LEGO Cobot

by Dr. Yuhan Jiang

LOGO Cobot 101

Jetson AGX Orin (Jetson SDK 5.1.2) Software Environment

Jetson Install Ultralytics YOLO11

Install Ultralytics Package

Here we will install Ultralytics package on the Jetson with optional dependencies so that we can export the PyTorch models to other different formats. We will mainly focus on NVIDIA TensorRT exports because TensorRT will make sure we can get the maximum performance out of the Jetson devices.

sudo apt update

sudo apt install python3-pip -y

pip install -U pip

pip install ultralytics[export]

sudo reboot

Install PyTorch and Torchvision

The above ultralytics installation will install Torch and Torchvision. However, these 2 packages installed via pip are not compatible to run on Jetson platform which is based on ARM64 architecture. Therefore, we need to manually install pre-built PyTorch pip wheel and compile/ install Torchvision from source.

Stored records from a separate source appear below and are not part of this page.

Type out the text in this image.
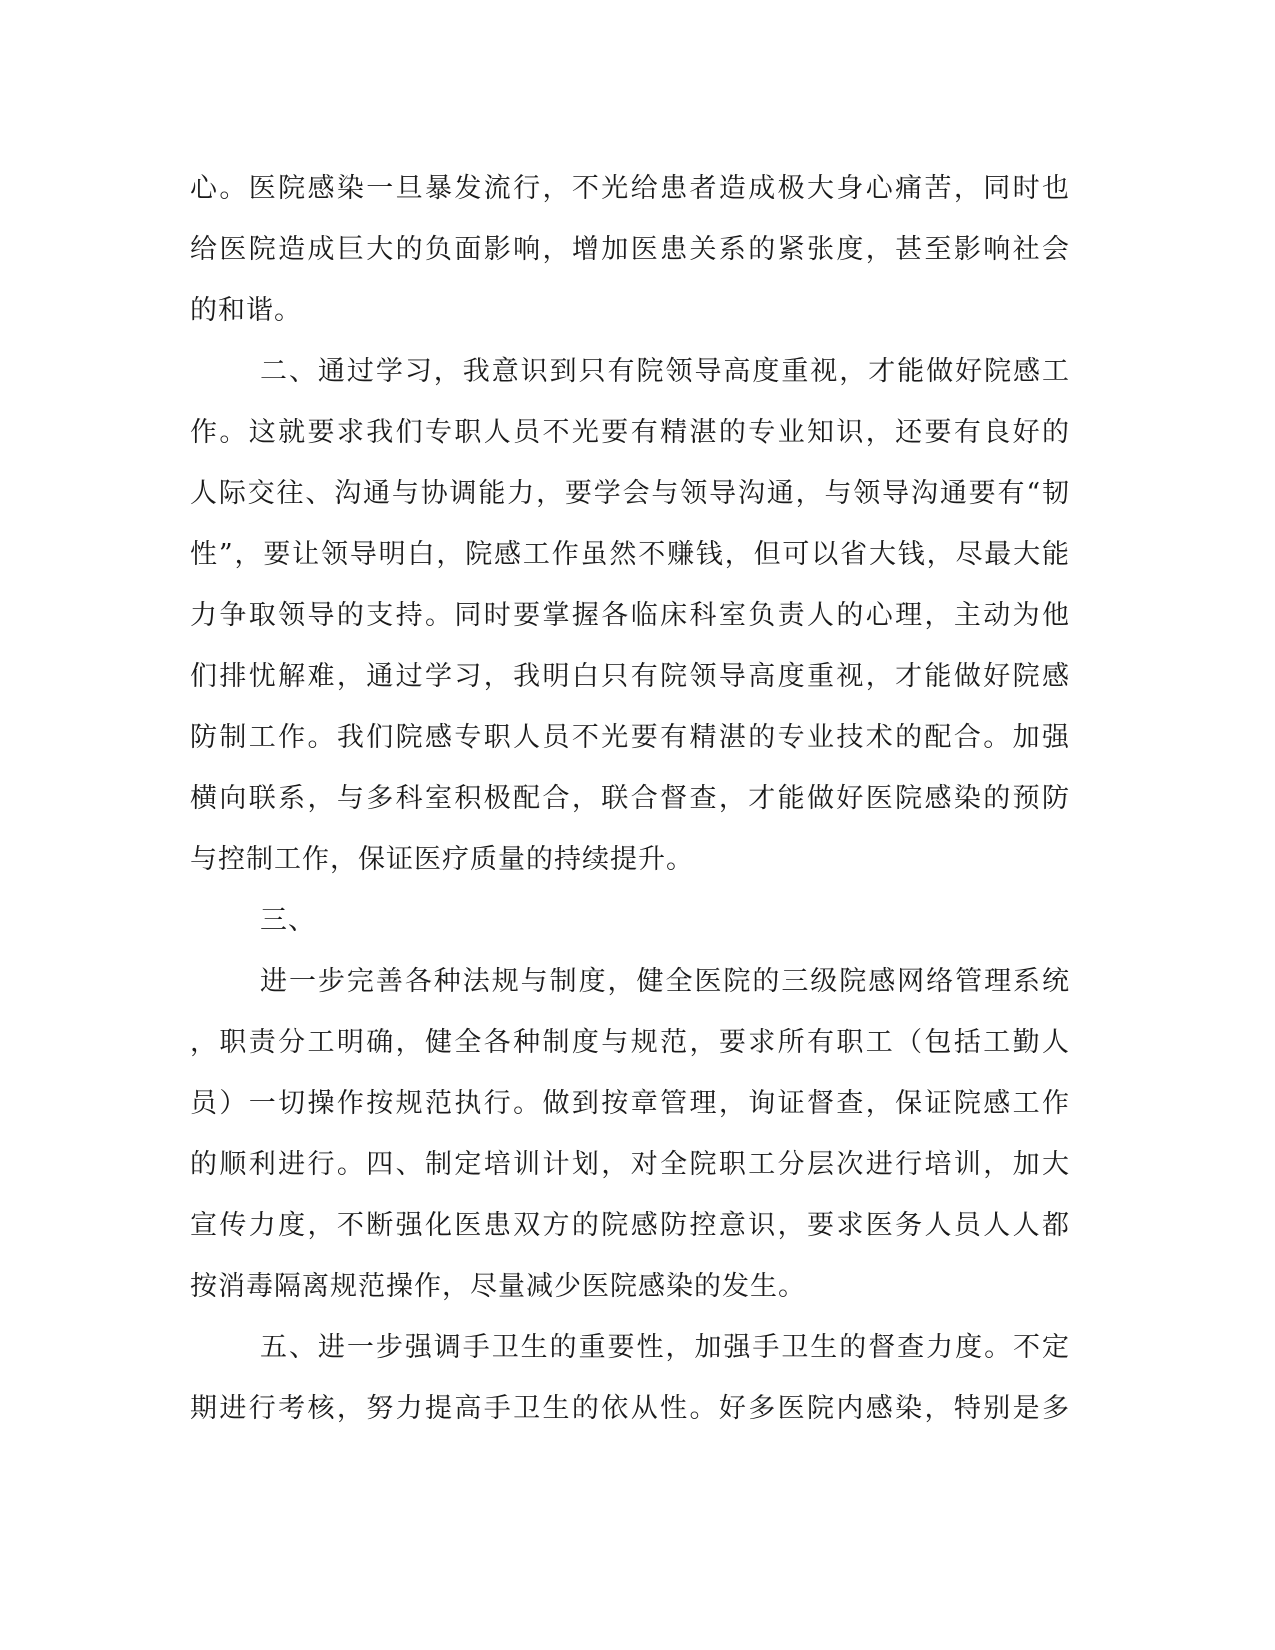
心。医院感染一旦暴发流行，不光给患者造成极大身心痛苦，同时也
给医院造成巨大的负面影响，增加医患关系的紧张度，甚至影响社会
的和谐。
二、通过学习，我意识到只有院领导高度重视，才能做好院感工
作。这就要求我们专职人员不光要有精湛的专业知识，还要有良好的
人际交往、沟通与协调能力，要学会与领导沟通，与领导沟通要有“韧
性”，要让领导明白，院感工作虽然不赚钱，但可以省大钱，尽最大能
力争取领导的支持。同时要掌握各临床科室负责人的心理，主动为他
们排忧解难，通过学习，我明白只有院领导高度重视，才能做好院感
防制工作。我们院感专职人员不光要有精湛的专业技术的配合。加强
横向联系，与多科室积极配合，联合督查，才能做好医院感染的预防
与控制工作，保证医疗质量的持续提升。
三、
进一步完善各种法规与制度，健全医院的三级院感网络管理系统
，职责分工明确，健全各种制度与规范，要求所有职工（包括工勤人
员）一切操作按规范执行。做到按章管理，询证督查，保证院感工作
的顺利进行。四、制定培训计划，对全院职工分层次进行培训，加大
宣传力度，不断强化医患双方的院感防控意识，要求医务人员人人都
按消毒隔离规范操作，尽量减少医院感染的发生。
五、进一步强调手卫生的重要性，加强手卫生的督查力度。不定
期进行考核，努力提高手卫生的依从性。好多医院内感染，特别是多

pip uninstall torch torchvision

sudo apt-get install -y libopenblas-base libopenmpi-dev

wget https://developer.download.nvidia.com/compute/redist/jp/v512/pytorch/torch-2.1.0a0+41361538.nv23.06-cp38-cp38-linux_aarch64.whl -O torch-2.1.0a0+41361538.nv23.06-cp38-cp38-linux_aarch64.whl

pip install torch-2.1.0a0+41361538.nv23.06-cp38-cp38-linux_aarch64.whl

sudo apt install -y libjpeg-dev zlib1g-dev

git clone https://github.com/pytorch/vision torchvision

cd torchvision

git checkout v0.16.2

python3 setup.py install --user

Install onnxruntime-gpu

The onnxruntime-gpu package hosted in PyPI does not have aarch64 binaries for the Jetson. So we need to manually install this package. This package is needed for some of the exports. 

All different onnxruntime-gpu packages corresponding to different JetPack and Python versions are listed here. However, here we will download and install onnxruntime-gpu 1.17.0 with Python 3.8 support.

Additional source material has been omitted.